The shadow of loot boxes hung heavy over the Electronic Arts press conference this afternoon, and the publisher's chief exec attempted to reassure gamers (once again) that it has learned its lesson.
The controversy surrounding the monetisation of randomised item drops in Star Wars Battlefront II has been well documented, with design director Dennis Bršanvall reiterating that "clearly we got it wrong" before he detailed new content heading to the shooter this summer.
Similarly, the developers of both Anthem and Battlefield V had to clearly state their games do not feature loot boxes or random items - although they will both, of course, feature microtransactions for cosmetics and customisation options.

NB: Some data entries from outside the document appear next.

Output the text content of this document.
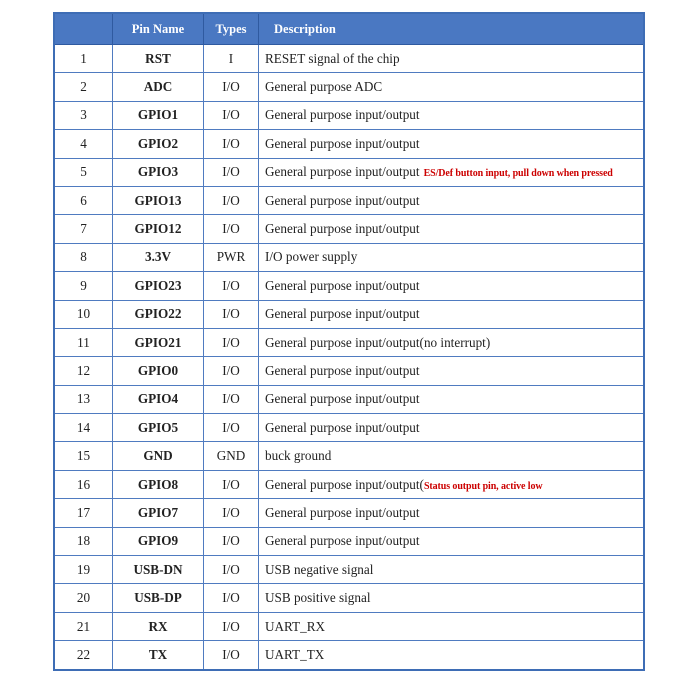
	Pin Name	Types	Description
1	RST	I	RESET signal of the chip
2	ADC	I/O	General purpose ADC
3	GPIO1	I/O	General purpose input/output
4	GPIO2	I/O	General purpose input/output
5	GPIO3	I/O	General purpose input/output ES/Def button input, pull down when pressed
6	GPIO13	I/O	General purpose input/output
7	GPIO12	I/O	General purpose input/output
8	3.3V	PWR	I/O power supply
9	GPIO23	I/O	General purpose input/output
10	GPIO22	I/O	General purpose input/output
11	GPIO21	I/O	General purpose input/output(no interrupt)
12	GPIO0	I/O	General purpose input/output
13	GPIO4	I/O	General purpose input/output
14	GPIO5	I/O	General purpose input/output
15	GND	GND	buck ground
16	GPIO8	I/O	General purpose input/output(Status output pin, active low
17	GPIO7	I/O	General purpose input/output
18	GPIO9	I/O	General purpose input/output
19	USB-DN	I/O	USB negative signal
20	USB-DP	I/O	USB positive signal
21	RX	I/O	UART_RX
22	TX	I/O	UART_TX
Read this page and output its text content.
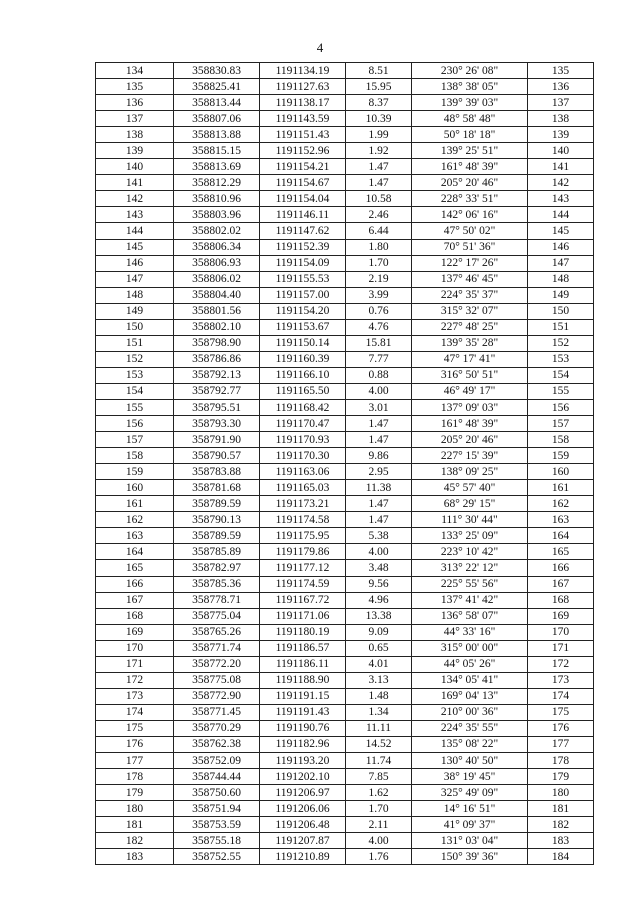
4
134	358830.83	1191134.19	8.51	230° 26' 08"	135
135	358825.41	1191127.63	15.95	138° 38' 05"	136
136	358813.44	1191138.17	8.37	139° 39' 03"	137
137	358807.06	1191143.59	10.39	48° 58' 48"	138
138	358813.88	1191151.43	1.99	50° 18' 18"	139
139	358815.15	1191152.96	1.92	139° 25' 51"	140
140	358813.69	1191154.21	1.47	161° 48' 39"	141
141	358812.29	1191154.67	1.47	205° 20' 46"	142
142	358810.96	1191154.04	10.58	228° 33' 51"	143
143	358803.96	1191146.11	2.46	142° 06' 16"	144
144	358802.02	1191147.62	6.44	47° 50' 02"	145
145	358806.34	1191152.39	1.80	70° 51' 36"	146
146	358806.93	1191154.09	1.70	122° 17' 26"	147
147	358806.02	1191155.53	2.19	137° 46' 45"	148
148	358804.40	1191157.00	3.99	224° 35' 37"	149
149	358801.56	1191154.20	0.76	315° 32' 07"	150
150	358802.10	1191153.67	4.76	227° 48' 25"	151
151	358798.90	1191150.14	15.81	139° 35' 28"	152
152	358786.86	1191160.39	7.77	47° 17' 41"	153
153	358792.13	1191166.10	0.88	316° 50' 51"	154
154	358792.77	1191165.50	4.00	46° 49' 17"	155
155	358795.51	1191168.42	3.01	137° 09' 03"	156
156	358793.30	1191170.47	1.47	161° 48' 39"	157
157	358791.90	1191170.93	1.47	205° 20' 46"	158
158	358790.57	1191170.30	9.86	227° 15' 39"	159
159	358783.88	1191163.06	2.95	138° 09' 25"	160
160	358781.68	1191165.03	11.38	45° 57' 40"	161
161	358789.59	1191173.21	1.47	68° 29' 15"	162
162	358790.13	1191174.58	1.47	111° 30' 44"	163
163	358789.59	1191175.95	5.38	133° 25' 09"	164
164	358785.89	1191179.86	4.00	223° 10' 42"	165
165	358782.97	1191177.12	3.48	313° 22' 12"	166
166	358785.36	1191174.59	9.56	225° 55' 56"	167
167	358778.71	1191167.72	4.96	137° 41' 42"	168
168	358775.04	1191171.06	13.38	136° 58' 07"	169
169	358765.26	1191180.19	9.09	44° 33' 16"	170
170	358771.74	1191186.57	0.65	315° 00' 00"	171
171	358772.20	1191186.11	4.01	44° 05' 26"	172
172	358775.08	1191188.90	3.13	134° 05' 41"	173
173	358772.90	1191191.15	1.48	169° 04' 13"	174
174	358771.45	1191191.43	1.34	210° 00' 36"	175
175	358770.29	1191190.76	11.11	224° 35' 55"	176
176	358762.38	1191182.96	14.52	135° 08' 22"	177
177	358752.09	1191193.20	11.74	130° 40' 50"	178
178	358744.44	1191202.10	7.85	38° 19' 45"	179
179	358750.60	1191206.97	1.62	325° 49' 09"	180
180	358751.94	1191206.06	1.70	14° 16' 51"	181
181	358753.59	1191206.48	2.11	41° 09' 37"	182
182	358755.18	1191207.87	4.00	131° 03' 04"	183
183	358752.55	1191210.89	1.76	150° 39' 36"	184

Before the in-depth preview of Anthem, CEO Andrew Wilson attempted to revive some goodwill for the publisher by assuring players that Electronic Arts is doing its best to move past the recent fiasco.
"We are always trying to learn and listen, and strive to be better," he said. "As you look at the ten experiences today, and as you play our games, there's some things we hope come through.
"First, that at the very core is choice. That you as players get to choose how you play, what you play, when you play and what devices you play on. That in making those choices you feel you are treated fairly, that no one is given an unfair advantage or disadvantage for how they choose to play.
"That for every moment you invest - we know you put so much of your life into the games we make - and that for every moment you invest, you feel like you are rewarded and given value for that investment. And most importantly that the games are fun, that we move past the grind and that these are experiences that truly enhance your lives.
"As we think through all that we try to do, know that we want to be better and we want to make great games."
The most obvious thing to pull out is the emphasis on 'unfair advantages', which the monetisation system seen in Battlefront II's beta version would have most definitely provided.
EA DICE has since overhauled the progression system completely to ensure any loot box items are purely cosmetic, but there's still an air of distrust among gamers when it comes to the publisher's plans to monetise its titles.
Wilson's speech led into a recap of the publisher's recent charity drive Play To Give, in which players compete in in-game challenges and EA promises to donate to various organisations based on their accomplishments.
This year, the publisher split $1 million between three charities: the United Nations' gender equality project HeForShe, Pacer's National Bullying Prevention Center and anti-bullying campaign Ditch The Label.
Wilson said the three charities "share our vision for a more inclusive world, where equality and representation are not something we strive for but are the standard."